Home & Design

A kitchen in a McLean home, designed and built by AV Architects & Builders. Photo: Bob Narod

House Proud

Navigating the custom home-building process

The idea of building a custom home can be both tantalizing and intimidating. Architect Francisca Alonso offers a detailed guide that will help you do it right.

Choose Your Architect—Work with an architect/builder who will be with you through completion of construction. This way, buildability, budget and design issues can be considered and addressed as they arise.

Select a Location—Consider choices such as urban, suburban or rural locales; school districts; proximity to the city versus nature and privacy; and lot sizes and costs. Remember, for example, that a quarter-acre lot in Alexandria will require you to build up, while a five-acre lot in Great Falls will allow you the leeway of building out.

Decide on the Size of Your Home—Obviously, a 4,000-square-foot home will require a significantly different budget than that of a home measuring 9,000+ square feet.

Find Your Lot—In the greater Washington area, it is preferable to hunt for property where there is an existing house to tear down. Not only is there more inventory, but utilities are already in place and the lot has already been cleared and graded.

Work with Your Financial Institution—Interview your lender. Make sure they understand that you are looking for a loan that will go from land to construction to mortgage as the project evolves.

Obtain a Feasibility Study—Include a contingency for feasibility so issues like setbacks and topography don’t interfere with building your dream home.

Finalize the Design and Budget—Complete the design of the house before its foundation is built, making 90 percent of your decisions on materials like light fixtures, tile and flooring at that point. Waiting until construction will slow the schedule down and increase the cost. If you’ve already made those decisions, there will be less uncertainty and need for allowances, and your lender will be happier.
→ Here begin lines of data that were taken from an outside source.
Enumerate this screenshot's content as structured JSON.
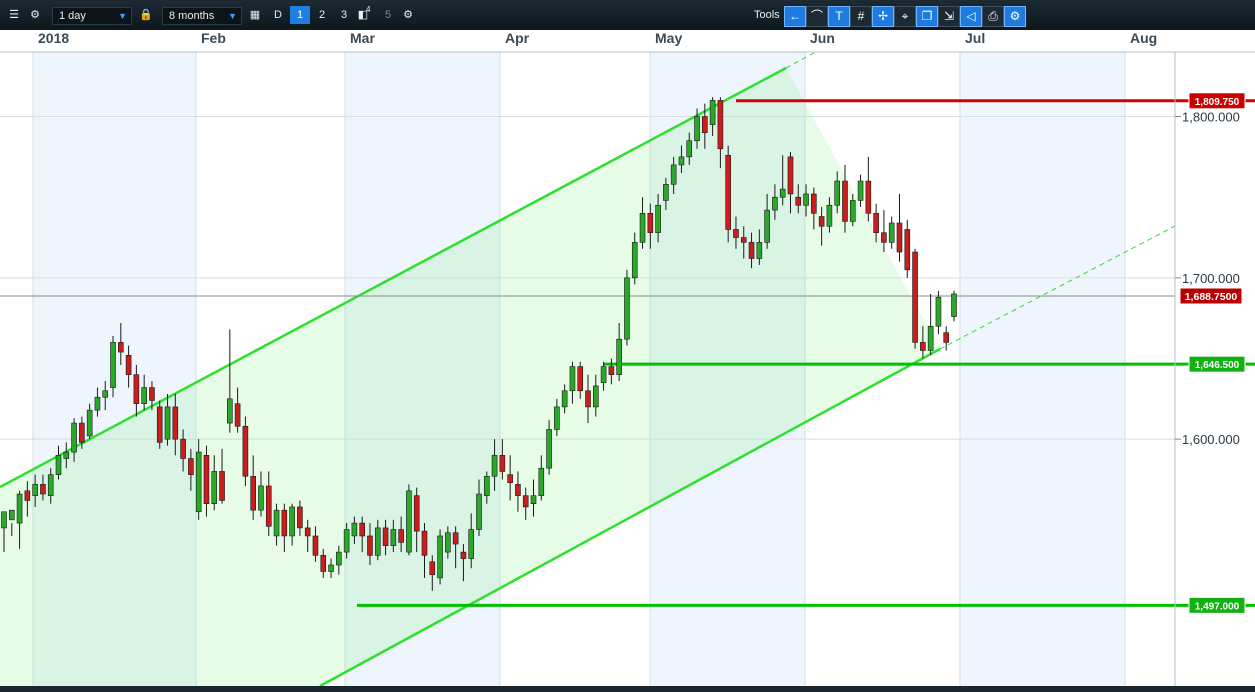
{
  "toolbar": {
    "interval": "1 day",
    "range": "8 months",
    "periods": [
      "D",
      "1",
      "2",
      "3",
      "4",
      "5"
    ],
    "tools_label": "Tools"
  },
  "chart_data": {
    "type": "candlestick",
    "x_labels": [
      "2018",
      "Feb",
      "Mar",
      "Apr",
      "May",
      "Jun",
      "Jul",
      "Aug"
    ],
    "y_ticks": [
      "1,800.000",
      "1,700.000",
      "1,600.000"
    ],
    "ylim": [
      1447,
      1840
    ],
    "current_price_label": "1,688.7500",
    "current_price": 1688.75,
    "horizontal_levels": [
      {
        "label": "1,809.750",
        "value": 1809.75,
        "color": "#d40000"
      },
      {
        "label": "1,646.500",
        "value": 1646.5,
        "color": "#00c000"
      },
      {
        "label": "1,497.000",
        "value": 1497,
        "color": "#00c000"
      }
    ],
    "candles": [
      [
        1545,
        1555,
        1530,
        1550
      ],
      [
        1550,
        1556,
        1540,
        1548
      ],
      [
        1548,
        1566,
        1532,
        1568
      ],
      [
        1568,
        1562,
        1552,
        1574
      ],
      [
        1565,
        1572,
        1558,
        1578
      ],
      [
        1572,
        1566,
        1562,
        1578
      ],
      [
        1565,
        1578,
        1560,
        1582
      ],
      [
        1578,
        1590,
        1575,
        1596
      ],
      [
        1588,
        1592,
        1582,
        1598
      ],
      [
        1592,
        1610,
        1586,
        1613
      ],
      [
        1610,
        1598,
        1594,
        1614
      ],
      [
        1602,
        1618,
        1600,
        1622
      ],
      [
        1618,
        1626,
        1614,
        1632
      ],
      [
        1626,
        1630,
        1618,
        1636
      ],
      [
        1632,
        1660,
        1626,
        1664
      ],
      [
        1660,
        1654,
        1646,
        1672
      ],
      [
        1652,
        1640,
        1632,
        1658
      ],
      [
        1640,
        1622,
        1614,
        1646
      ],
      [
        1622,
        1632,
        1618,
        1640
      ],
      [
        1632,
        1624,
        1618,
        1636
      ],
      [
        1620,
        1598,
        1594,
        1624
      ],
      [
        1600,
        1620,
        1596,
        1628
      ],
      [
        1620,
        1600,
        1590,
        1628
      ],
      [
        1600,
        1588,
        1580,
        1606
      ],
      [
        1588,
        1578,
        1568,
        1594
      ],
      [
        1555,
        1592,
        1550,
        1600
      ],
      [
        1590,
        1560,
        1552,
        1596
      ],
      [
        1560,
        1580,
        1556,
        1590
      ],
      [
        1580,
        1562,
        1560,
        1594
      ],
      [
        1610,
        1625,
        1604,
        1668
      ],
      [
        1622,
        1608,
        1604,
        1632
      ],
      [
        1608,
        1577,
        1571,
        1614
      ],
      [
        1577,
        1556,
        1550,
        1590
      ],
      [
        1556,
        1571,
        1552,
        1580
      ],
      [
        1571,
        1546,
        1540,
        1580
      ],
      [
        1540,
        1556,
        1534,
        1560
      ],
      [
        1556,
        1540,
        1530,
        1560
      ],
      [
        1540,
        1558,
        1534,
        1560
      ],
      [
        1558,
        1545,
        1540,
        1562
      ],
      [
        1545,
        1540,
        1530,
        1550
      ],
      [
        1540,
        1528,
        1524,
        1546
      ],
      [
        1528,
        1518,
        1514,
        1532
      ],
      [
        1518,
        1522,
        1514,
        1526
      ],
      [
        1522,
        1530,
        1516,
        1534
      ],
      [
        1530,
        1544,
        1526,
        1548
      ],
      [
        1540,
        1548,
        1535,
        1552
      ],
      [
        1548,
        1540,
        1530,
        1552
      ],
      [
        1540,
        1528,
        1522,
        1548
      ],
      [
        1528,
        1545,
        1525,
        1550
      ],
      [
        1545,
        1534,
        1528,
        1550
      ],
      [
        1534,
        1544,
        1530,
        1550
      ],
      [
        1544,
        1536,
        1530,
        1552
      ],
      [
        1530,
        1568,
        1528,
        1572
      ],
      [
        1565,
        1543,
        1530,
        1570
      ],
      [
        1543,
        1528,
        1514,
        1548
      ],
      [
        1524,
        1516,
        1506,
        1528
      ],
      [
        1514,
        1540,
        1510,
        1544
      ],
      [
        1530,
        1542,
        1526,
        1546
      ],
      [
        1542,
        1535,
        1520,
        1546
      ],
      [
        1530,
        1526,
        1512,
        1535
      ],
      [
        1526,
        1544,
        1520,
        1554
      ],
      [
        1544,
        1566,
        1540,
        1575
      ],
      [
        1565,
        1577,
        1560,
        1580
      ],
      [
        1577,
        1590,
        1568,
        1600
      ],
      [
        1590,
        1580,
        1575,
        1600
      ],
      [
        1578,
        1573,
        1562,
        1590
      ],
      [
        1572,
        1565,
        1555,
        1580
      ],
      [
        1565,
        1558,
        1550,
        1570
      ],
      [
        1560,
        1565,
        1552,
        1575
      ],
      [
        1565,
        1582,
        1562,
        1590
      ],
      [
        1582,
        1606,
        1578,
        1612
      ],
      [
        1606,
        1620,
        1602,
        1625
      ],
      [
        1620,
        1630,
        1616,
        1634
      ],
      [
        1630,
        1645,
        1622,
        1648
      ],
      [
        1645,
        1630,
        1625,
        1648
      ],
      [
        1630,
        1620,
        1610,
        1640
      ],
      [
        1620,
        1633,
        1614,
        1640
      ],
      [
        1635,
        1645,
        1630,
        1648
      ],
      [
        1645,
        1640,
        1634,
        1650
      ],
      [
        1640,
        1662,
        1636,
        1672
      ],
      [
        1662,
        1700,
        1658,
        1705
      ],
      [
        1700,
        1722,
        1696,
        1728
      ],
      [
        1722,
        1740,
        1718,
        1750
      ],
      [
        1740,
        1728,
        1718,
        1746
      ],
      [
        1728,
        1745,
        1722,
        1752
      ],
      [
        1748,
        1758,
        1742,
        1762
      ],
      [
        1758,
        1770,
        1752,
        1775
      ],
      [
        1770,
        1775,
        1765,
        1782
      ],
      [
        1775,
        1785,
        1770,
        1790
      ],
      [
        1785,
        1800,
        1780,
        1805
      ],
      [
        1800,
        1790,
        1780,
        1808
      ],
      [
        1795,
        1810,
        1788,
        1812
      ],
      [
        1810,
        1780,
        1768,
        1812
      ],
      [
        1776,
        1730,
        1722,
        1782
      ],
      [
        1730,
        1725,
        1718,
        1738
      ],
      [
        1725,
        1722,
        1712,
        1732
      ],
      [
        1722,
        1712,
        1706,
        1728
      ],
      [
        1712,
        1722,
        1708,
        1730
      ],
      [
        1722,
        1742,
        1718,
        1752
      ],
      [
        1742,
        1750,
        1736,
        1758
      ],
      [
        1750,
        1755,
        1745,
        1776
      ],
      [
        1775,
        1752,
        1740,
        1778
      ],
      [
        1750,
        1745,
        1740,
        1758
      ],
      [
        1745,
        1752,
        1738,
        1758
      ],
      [
        1752,
        1740,
        1730,
        1756
      ],
      [
        1738,
        1732,
        1720,
        1744
      ],
      [
        1732,
        1745,
        1728,
        1750
      ],
      [
        1745,
        1760,
        1740,
        1766
      ],
      [
        1760,
        1735,
        1728,
        1770
      ],
      [
        1735,
        1748,
        1732,
        1752
      ],
      [
        1748,
        1760,
        1744,
        1764
      ],
      [
        1760,
        1740,
        1735,
        1775
      ],
      [
        1740,
        1728,
        1722,
        1746
      ],
      [
        1728,
        1722,
        1716,
        1742
      ],
      [
        1722,
        1734,
        1718,
        1738
      ],
      [
        1734,
        1716,
        1710,
        1752
      ],
      [
        1730,
        1705,
        1700,
        1736
      ],
      [
        1716,
        1660,
        1656,
        1718
      ],
      [
        1660,
        1655,
        1650,
        1670
      ],
      [
        1655,
        1670,
        1652,
        1690
      ],
      [
        1670,
        1688,
        1665,
        1692
      ],
      [
        1666,
        1660,
        1655,
        1670
      ],
      [
        1676,
        1690,
        1673,
        1692
      ]
    ]
  }
}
Create Permit Plans—Your architect and engineer should work together to create plans that will pass the permitting process on the first go-round.

Construction—The length of the construction phase will vary depending on the size of the house. Once framing is complete, consider hiring an interior designer who will be able to order items that can take months to arrive. This way, move-in can occur upon completion of construction.

Francisca Alonso is a founding partner at AV Architects & Builders.